Public contract benefits workers
New service signs up to Living Wage and Fair Work practices.
A new contract for water billing services in Scotland’s schools, hospitals and other public buildings is set to deliver new jobs, apprenticeships and fair work practices.
Launching today, the new
The service commencement was marked at an event in AWB’s Edinburgh headquarters, where the workforce has already doubled as a result of the announcement.
And to mark the event, AWB became the latest company to sign up to the Scottish Business Pledge, committing to a number of fair work practices, as well as becoming an Accredited Living Wage employer, as they bring jobs, apprenticeships and training to Scotland.
Infrastructure Secretary Keith Brown joined AWB Chairman Tony Donnelly and staff to celebrate the launch of the contract.
Mr Brown said:
“This new contract sees AWB really embrace one of the key objectives of this Scottish Government – making Scotland a fairer place to work.
“They are signing up to the Business Pledge and have become an Accredited Living Wage Employer, new apprentices will join the company later this year, staff from the previous contract have transferred over and we have already seen a doubling of the workforce at the Edinburgh office.
“As well as this, AWB will be helping to make Scotland a better place to live by engaging with the community through a schools programme, delivering the best value for the Scottish taxpayer and working with our public sector to reduce their water consumption and their impact on the environment.
“While legislation introduced by a previous administration to safeguard the public status of Scottish Water required us to tender out these services, we have ensured that Scottish Water remains in public hands, and secured the best possible deal to ensure Scotland benefits.”
AWB’s bid for the contract offered immediate savings of £5 million a year compared to the nearest bid, and water efficiency support to reduce customers’ water consumption.
As well as helping the environment, these ‘green’ measures could reduce bills by a further £5 million a year. This means the contract will save public bodies up to £40 million over the next four years.

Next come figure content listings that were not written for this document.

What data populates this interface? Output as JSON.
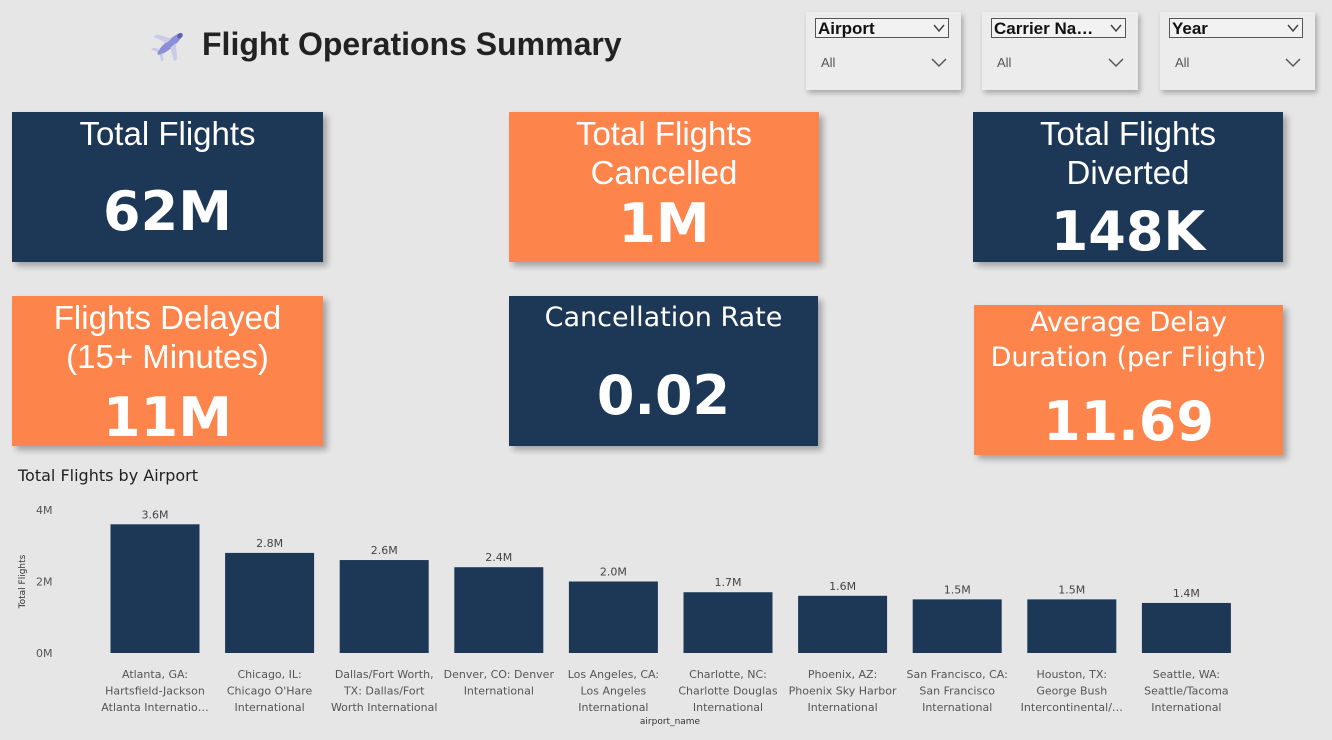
{
  "header": {
    "title": "Flight Operations Summary",
    "icon": "airplane-icon"
  },
  "slicers": [
    {
      "label": "Airport",
      "value": "All"
    },
    {
      "label": "Carrier Na…",
      "value": "All"
    },
    {
      "label": "Year",
      "value": "All"
    }
  ],
  "kpis": {
    "total_flights": {
      "label": "Total Flights",
      "value": "62M"
    },
    "cancelled": {
      "label1": "Total Flights",
      "label2": "Cancelled",
      "value": "1M"
    },
    "diverted": {
      "label1": "Total Flights",
      "label2": "Diverted",
      "value": "148K"
    },
    "delayed": {
      "label1": "Flights Delayed",
      "label2": "(15+ Minutes)",
      "value": "11M"
    },
    "cancellation_rate": {
      "label": "Cancellation Rate",
      "value": "0.02"
    },
    "avg_delay": {
      "label1": "Average Delay",
      "label2": "Duration (per Flight)",
      "value": "11.69"
    }
  },
  "colors": {
    "navy": "#1c3856",
    "orange": "#fd854c",
    "background": "#e6e6e6"
  },
  "chart_data": {
    "type": "bar",
    "title": "Total Flights by Airport",
    "xlabel": "airport_name",
    "ylabel": "Total Flights",
    "ylim": [
      0,
      4000000
    ],
    "yticks": [
      {
        "value": 0,
        "label": "0M"
      },
      {
        "value": 2000000,
        "label": "2M"
      },
      {
        "value": 4000000,
        "label": "4M"
      }
    ],
    "categories": [
      [
        "Atlanta, GA:",
        "Hartsfield-Jackson",
        "Atlanta Internatio…"
      ],
      [
        "Chicago, IL:",
        "Chicago O'Hare",
        "International"
      ],
      [
        "Dallas/Fort Worth,",
        "TX: Dallas/Fort",
        "Worth International"
      ],
      [
        "Denver, CO: Denver",
        "International"
      ],
      [
        "Los Angeles, CA:",
        "Los Angeles",
        "International"
      ],
      [
        "Charlotte, NC:",
        "Charlotte Douglas",
        "International"
      ],
      [
        "Phoenix, AZ:",
        "Phoenix Sky Harbor",
        "International"
      ],
      [
        "San Francisco, CA:",
        "San Francisco",
        "International"
      ],
      [
        "Houston, TX:",
        "George Bush",
        "Intercontinental/…"
      ],
      [
        "Seattle, WA:",
        "Seattle/Tacoma",
        "International"
      ]
    ],
    "values": [
      3600000,
      2800000,
      2600000,
      2400000,
      2000000,
      1700000,
      1600000,
      1500000,
      1500000,
      1400000
    ],
    "data_labels": [
      "3.6M",
      "2.8M",
      "2.6M",
      "2.4M",
      "2.0M",
      "1.7M",
      "1.6M",
      "1.5M",
      "1.5M",
      "1.4M"
    ],
    "bar_color": "#1c3856"
  }
}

AWB Chairman Tony Donnelly said:
“Anglian Water Business, with its parent company Anglian Water Group, has a strong track record of working in Scotland.

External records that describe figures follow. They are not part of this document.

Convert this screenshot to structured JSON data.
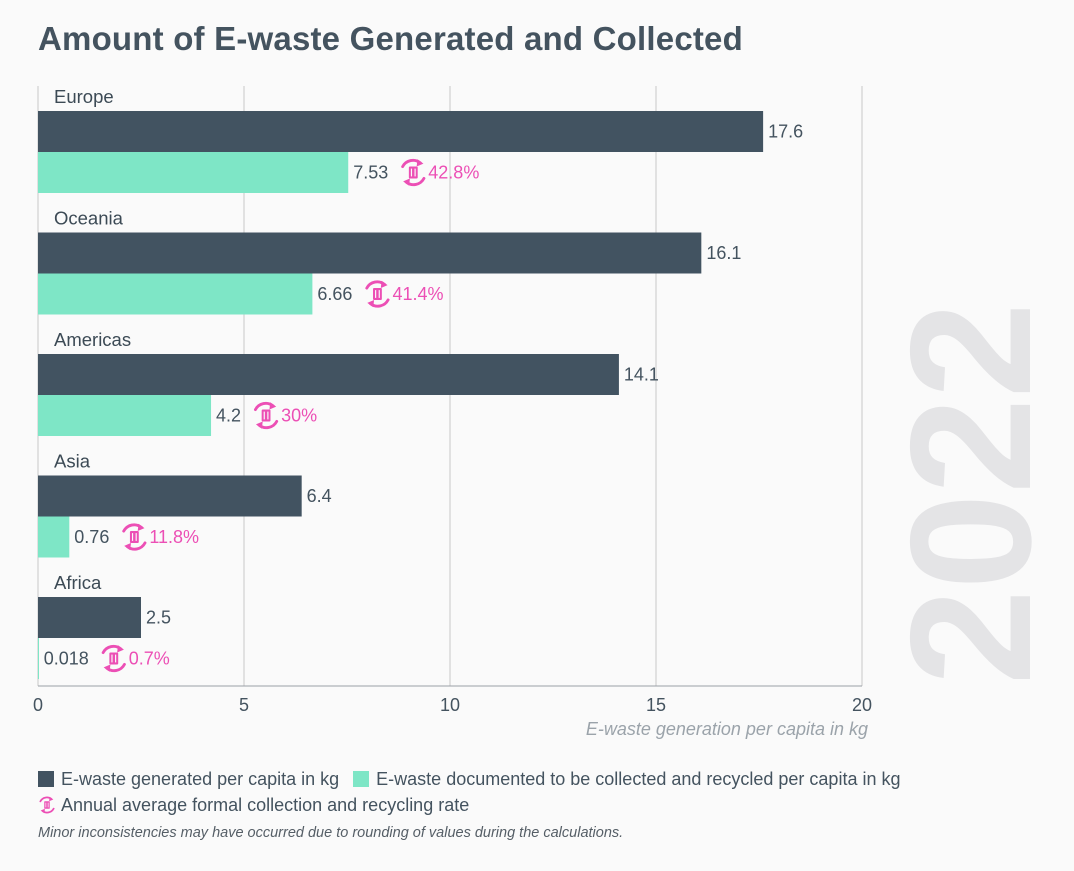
{
  "title": "Amount of E-waste Generated and Collected",
  "year_watermark": "2022",
  "colors": {
    "generated": "#425361",
    "collected": "#7ee6c6",
    "rate": "#ec4fb5",
    "grid": "#c8c8c8",
    "watermark": "#e4e4e6"
  },
  "icons": {
    "rate": "recycle-circle-icon"
  },
  "chart_data": {
    "type": "bar",
    "orientation": "horizontal",
    "categories": [
      "Europe",
      "Oceania",
      "Americas",
      "Asia",
      "Africa"
    ],
    "series": [
      {
        "name": "E-waste generated per capita in kg",
        "values": [
          17.6,
          16.1,
          14.1,
          6.4,
          2.5
        ],
        "labels": [
          "17.6",
          "16.1",
          "14.1",
          "6.4",
          "2.5"
        ]
      },
      {
        "name": "E-waste documented to be collected and recycled per capita in kg",
        "values": [
          7.53,
          6.66,
          4.2,
          0.76,
          0.018
        ],
        "labels": [
          "7.53",
          "6.66",
          "4.2",
          "0.76",
          "0.018"
        ]
      }
    ],
    "rates": [
      "42.8%",
      "41.4%",
      "30%",
      "11.8%",
      "0.7%"
    ],
    "rate_label": "Annual average formal collection and recycling rate",
    "xlabel": "E-waste generation per capita in kg",
    "xlim": [
      0,
      20
    ],
    "xticks": [
      "0",
      "5",
      "10",
      "15",
      "20"
    ],
    "grid": true,
    "legend_position": "bottom"
  },
  "footnote": "Minor inconsistencies may have occurred due to rounding of values during the calculations."
}
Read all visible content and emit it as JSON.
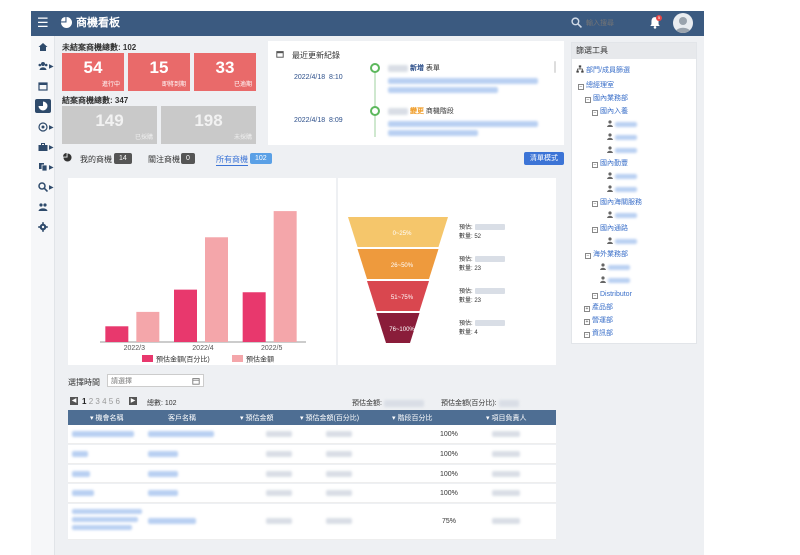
{
  "header": {
    "title": "商機看板",
    "search_placeholder": "輸入搜尋",
    "notification_count": "5"
  },
  "summary": {
    "open_title": "未結案商機總數: 102",
    "open_stats": [
      {
        "value": "54",
        "caption": "進行中"
      },
      {
        "value": "15",
        "caption": "即將到期"
      },
      {
        "value": "33",
        "caption": "已逾期"
      }
    ],
    "closed_title": "結案商機總數: 347",
    "closed_stats": [
      {
        "value": "149",
        "caption": "已採購"
      },
      {
        "value": "198",
        "caption": "未採購"
      }
    ]
  },
  "updates": {
    "title": "最近更新紀錄",
    "items": [
      {
        "date": "2022/4/18",
        "time": "8:10",
        "action": "新增",
        "object": "表單"
      },
      {
        "date": "2022/4/18",
        "time": "8:09",
        "action": "變更",
        "object": "商機階段"
      }
    ]
  },
  "tabs": [
    {
      "label": "我的商機",
      "count": "14"
    },
    {
      "label": "關注商機",
      "count": "0"
    },
    {
      "label": "所有商機",
      "count": "102"
    }
  ],
  "list_mode_button": "清單模式",
  "colors": {
    "accent": "#3c74d6",
    "header": "#3b5a80",
    "bar_dark": "#e8386d",
    "bar_light": "#f4a6aa"
  },
  "chart_data": [
    {
      "type": "bar",
      "categories": [
        "2022/3",
        "2022/4",
        "2022/5"
      ],
      "series": [
        {
          "name": "預估金額(百分比)",
          "color": "#e8386d",
          "values": [
            12,
            40,
            38
          ]
        },
        {
          "name": "預估金額",
          "color": "#f4a6aa",
          "values": [
            23,
            80,
            100
          ]
        }
      ],
      "ylim": [
        0,
        110
      ],
      "legend": "bottom"
    },
    {
      "type": "funnel",
      "stages": [
        {
          "label": "0~25%",
          "amount_label": "預估:",
          "count_label": "數量:",
          "count": "52",
          "color": "#f5c66b"
        },
        {
          "label": "26~50%",
          "amount_label": "預估:",
          "count_label": "數量:",
          "count": "23",
          "color": "#ee9a3d"
        },
        {
          "label": "51~75%",
          "amount_label": "預估:",
          "count_label": "數量:",
          "count": "23",
          "color": "#d9474f"
        },
        {
          "label": "76~100%",
          "amount_label": "預估:",
          "count_label": "數量:",
          "count": "4",
          "color": "#8a1d3a"
        }
      ]
    }
  ],
  "date_filter": {
    "label": "選擇時間",
    "placeholder": "請選擇"
  },
  "pagination": {
    "pages": [
      "1",
      "2",
      "3",
      "4",
      "5",
      "6"
    ],
    "current": "1",
    "total_label": "總數: 102"
  },
  "totals": {
    "amount_label": "預估金額:",
    "percent_label": "預估金額(百分比):"
  },
  "table": {
    "columns": [
      "機會名稱",
      "客戶名稱",
      "預估金額",
      "預估金額(百分比)",
      "階段百分比",
      "項目負責人"
    ],
    "stage_values": [
      "100%",
      "100%",
      "100%",
      "100%",
      "75%"
    ]
  },
  "filter_panel": {
    "title": "篩選工具",
    "subtitle": "部門/成員篩選",
    "tree": [
      {
        "label": "總經理室",
        "box": "−",
        "level": 0
      },
      {
        "label": "國內業務部",
        "box": "−",
        "level": 1
      },
      {
        "label": "國內入養",
        "box": "−",
        "level": 2
      },
      {
        "label": "國內勤豐",
        "box": "−",
        "level": 2
      },
      {
        "label": "國內海關服務",
        "box": "−",
        "level": 2
      },
      {
        "label": "國內通路",
        "box": "−",
        "level": 2
      },
      {
        "label": "海外業務部",
        "box": "−",
        "level": 1
      },
      {
        "label": "Distributor",
        "box": "−",
        "level": 2
      },
      {
        "label": "產品部",
        "box": "+",
        "level": 0
      },
      {
        "label": "營運部",
        "box": "+",
        "level": 0
      },
      {
        "label": "資訊部",
        "box": "−",
        "level": 0
      }
    ]
  }
}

“Our decades of expertise both sides of the border will, with this contract, mean low water bills for hundreds of public sector organisations – schools, hospitals and other public buildings - and deliver much-needed savings and greater value for the Scottish taxpayer.
“The contract will bring jobs, apprenticeships and training to Scotland, as well as supporting the local economy. In addition, we have also signed up to the Living Wage and to the Scottish Government’s Business Pledge, delivering more quality, opportunity and innovation.”
Sarah Vero, Director of the Living Wage Foundation, said:
"We are delighted to accredit Anglian Water Business as a Living Wage employer. It's great to see the Scottish Government recognise the value of Living Wage employers, and champion the Living Wage in the procurement process.”
Notes To Editors
- The contract is worth up to £80 million a year over four years.
- The existing contract with Scottish Water subsidiary Business Stream was due to expire on March 31 last year.
- AWB emerged with the most attractive bid in an open tender competition but an extension was put in place to allow all of the bidders to consider initial feedback and provide on-going service to public bodies.
- Tenders were assessed on both quality of service and price
- Scottish Water remains the wholesale provider – only the retail element is subject to competition (reading meters, processing bills and offering water efficiency support).
- Scottish Water will continue to provide the water supply for 96.5% of Scotland’s population. The remaining 3.5% are connected to private supplies under their own individual arrangements.
- The Water Services etc. (Scotland) Act 2005 established the framework for retail competition. This framework introduced competition into the Scottish water market. When there is competition in a market, EU rules stipulate that public contracts must be competed, even when a publicly-owned company can deliver the service.
- By introducing competition for Business Stream’s services, the 2005 Act forced public bodies to tender contracts for Water and Waste Water services, even though Business Stream is owned by the public.
- There is no impact on households as the provision of water to Scottish households is not open to competition.
- Ministers have ensured that Business Stream, as a public entity, maintains the no compulsory redundancy policy.